Mondays, November 7–December 12, 2016 6:30–8:30 p.m. (6 meetings)
A fall evening, when the light fails early and the Portland skies are gray, is the perfect time to pull up a chair with literary friends and dive into the depths of Shakespeare’s most compelling psychological dramas. In Macbeth, Othello, and Titus Andronicus, the most upstanding and heroic men are undone by ambition, jealousy and—in the case of the tragic Titus—misplaced loyalty to those in power. Placed into crucibles of conflict, where social, emotional and even supernatural forces shape their behavior, Shakespeare asks the enduringly frightening question: what turns men into monsters?
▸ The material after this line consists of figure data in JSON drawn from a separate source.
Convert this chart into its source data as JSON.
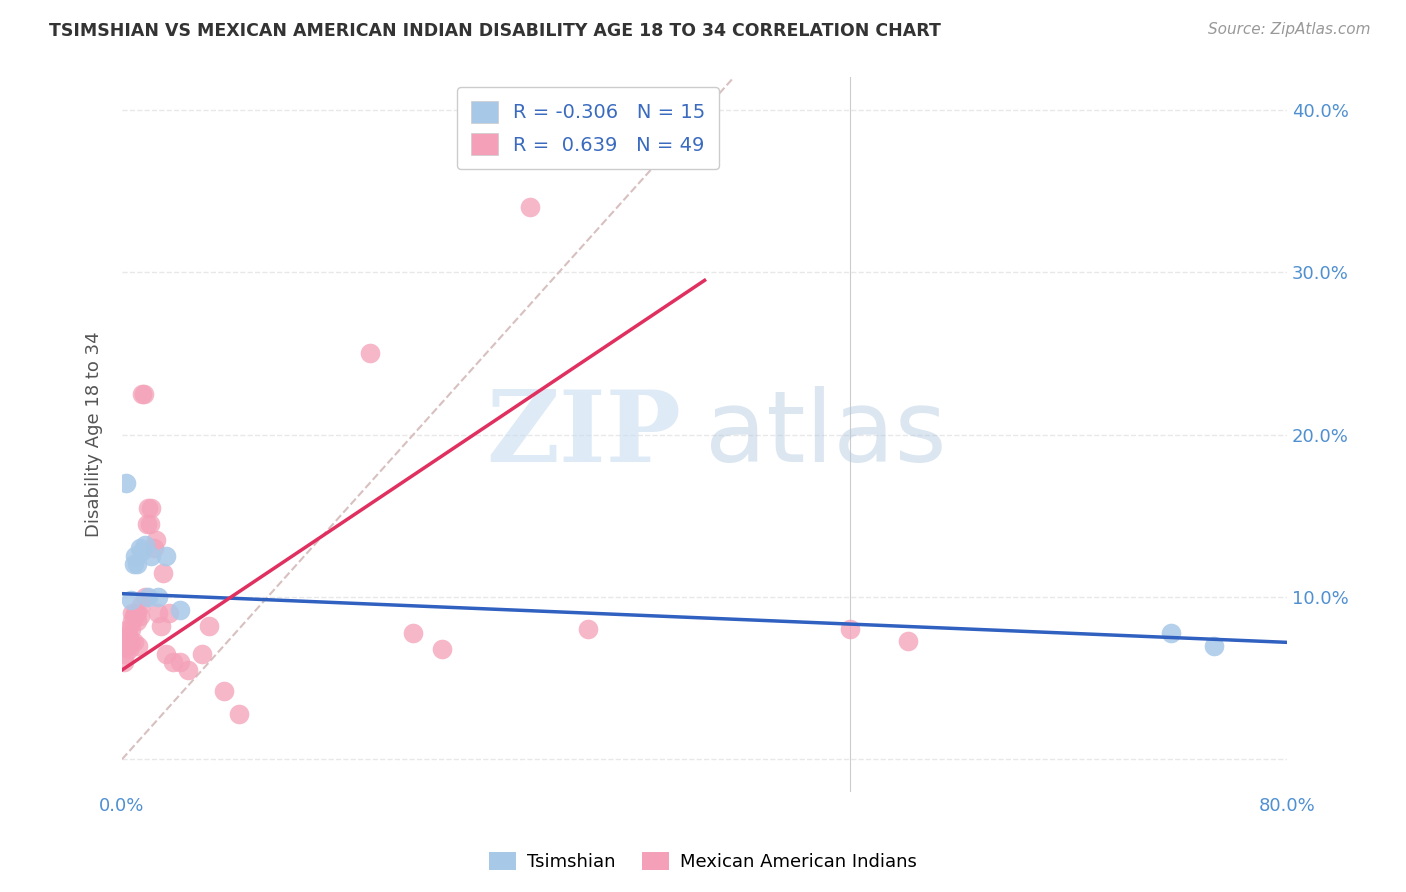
{
  "title": "TSIMSHIAN VS MEXICAN AMERICAN INDIAN DISABILITY AGE 18 TO 34 CORRELATION CHART",
  "source": "Source: ZipAtlas.com",
  "ylabel": "Disability Age 18 to 34",
  "watermark_zip": "ZIP",
  "watermark_atlas": "atlas",
  "xmin": 0.0,
  "xmax": 0.8,
  "ymin": -0.02,
  "ymax": 0.42,
  "xticks": [
    0.0,
    0.1,
    0.2,
    0.3,
    0.4,
    0.5,
    0.6,
    0.7,
    0.8
  ],
  "xticklabels": [
    "0.0%",
    "",
    "",
    "",
    "",
    "",
    "",
    "",
    "80.0%"
  ],
  "yticks": [
    0.0,
    0.1,
    0.2,
    0.3,
    0.4
  ],
  "yticklabels": [
    "",
    "10.0%",
    "20.0%",
    "30.0%",
    "40.0%"
  ],
  "tsimshian_color": "#a8c8e8",
  "mexican_color": "#f4a0b8",
  "tsimshian_line_color": "#3060c0",
  "mexican_line_color": "#e03060",
  "diag_line_color": "#d8c0c0",
  "legend_R1": "-0.306",
  "legend_N1": "15",
  "legend_R2": "0.639",
  "legend_N2": "49",
  "ts_line_x0": 0.0,
  "ts_line_y0": 0.102,
  "ts_line_x1": 0.8,
  "ts_line_y1": 0.072,
  "mx_line_x0": 0.0,
  "mx_line_y0": 0.055,
  "mx_line_x1": 0.4,
  "mx_line_y1": 0.295,
  "tsimshian_x": [
    0.003,
    0.006,
    0.008,
    0.009,
    0.01,
    0.012,
    0.014,
    0.016,
    0.018,
    0.02,
    0.025,
    0.03,
    0.04,
    0.72,
    0.75
  ],
  "tsimshian_y": [
    0.17,
    0.098,
    0.12,
    0.125,
    0.12,
    0.13,
    0.128,
    0.132,
    0.1,
    0.125,
    0.1,
    0.125,
    0.092,
    0.078,
    0.07
  ],
  "mexican_x": [
    0.001,
    0.002,
    0.002,
    0.003,
    0.003,
    0.004,
    0.004,
    0.005,
    0.005,
    0.006,
    0.006,
    0.007,
    0.007,
    0.008,
    0.008,
    0.009,
    0.01,
    0.01,
    0.011,
    0.012,
    0.013,
    0.014,
    0.015,
    0.016,
    0.017,
    0.018,
    0.019,
    0.02,
    0.022,
    0.023,
    0.025,
    0.027,
    0.028,
    0.03,
    0.032,
    0.035,
    0.04,
    0.045,
    0.055,
    0.06,
    0.07,
    0.08,
    0.17,
    0.2,
    0.22,
    0.28,
    0.32,
    0.5,
    0.54
  ],
  "mexican_y": [
    0.06,
    0.065,
    0.07,
    0.075,
    0.07,
    0.07,
    0.08,
    0.068,
    0.075,
    0.072,
    0.08,
    0.085,
    0.09,
    0.072,
    0.088,
    0.09,
    0.085,
    0.09,
    0.07,
    0.088,
    0.095,
    0.225,
    0.225,
    0.1,
    0.145,
    0.155,
    0.145,
    0.155,
    0.13,
    0.135,
    0.09,
    0.082,
    0.115,
    0.065,
    0.09,
    0.06,
    0.06,
    0.055,
    0.065,
    0.082,
    0.042,
    0.028,
    0.25,
    0.078,
    0.068,
    0.34,
    0.08,
    0.08,
    0.073
  ],
  "background_color": "#ffffff",
  "grid_color": "#e8e8e8",
  "tick_color": "#5090d0",
  "title_color": "#333333",
  "source_color": "#999999",
  "legend_text_color": "#3a6bbf",
  "ylabel_color": "#555555"
}
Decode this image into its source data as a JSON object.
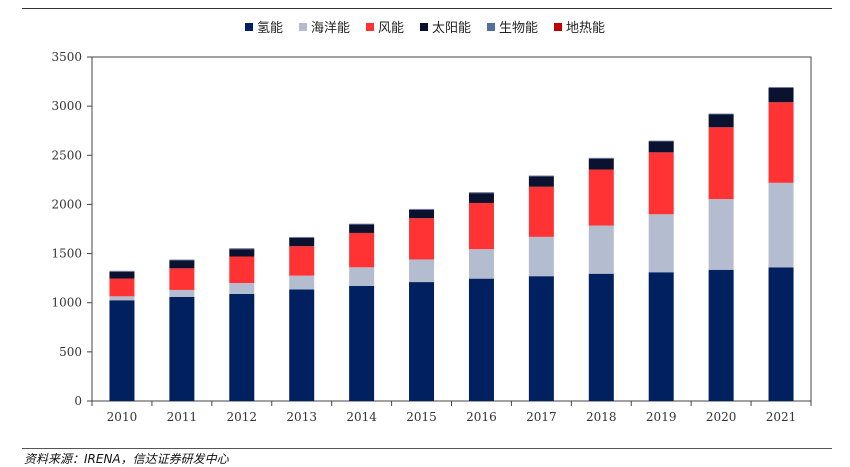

And yet, these tragic heroes remain compellingly human, even as they undergo or inflict inhuman suffering. Not only the heroes of these plays are worth consideration, but the supporting players, the Moors Othello and Aaron, Lady Macbeth, Queen Tamora, Lavinia and Desdemona offer fascinating—and sometimes startlingly contemporary—commentaries on race and gender.
Guide: Joanna Stein holds master’s degrees in English Literature and Education from Portland State, where she also serves as an occasional adjunct writing instructor. A former radio producer for NPR, she now works full time teaching Language Arts at a Lake Oswego high school.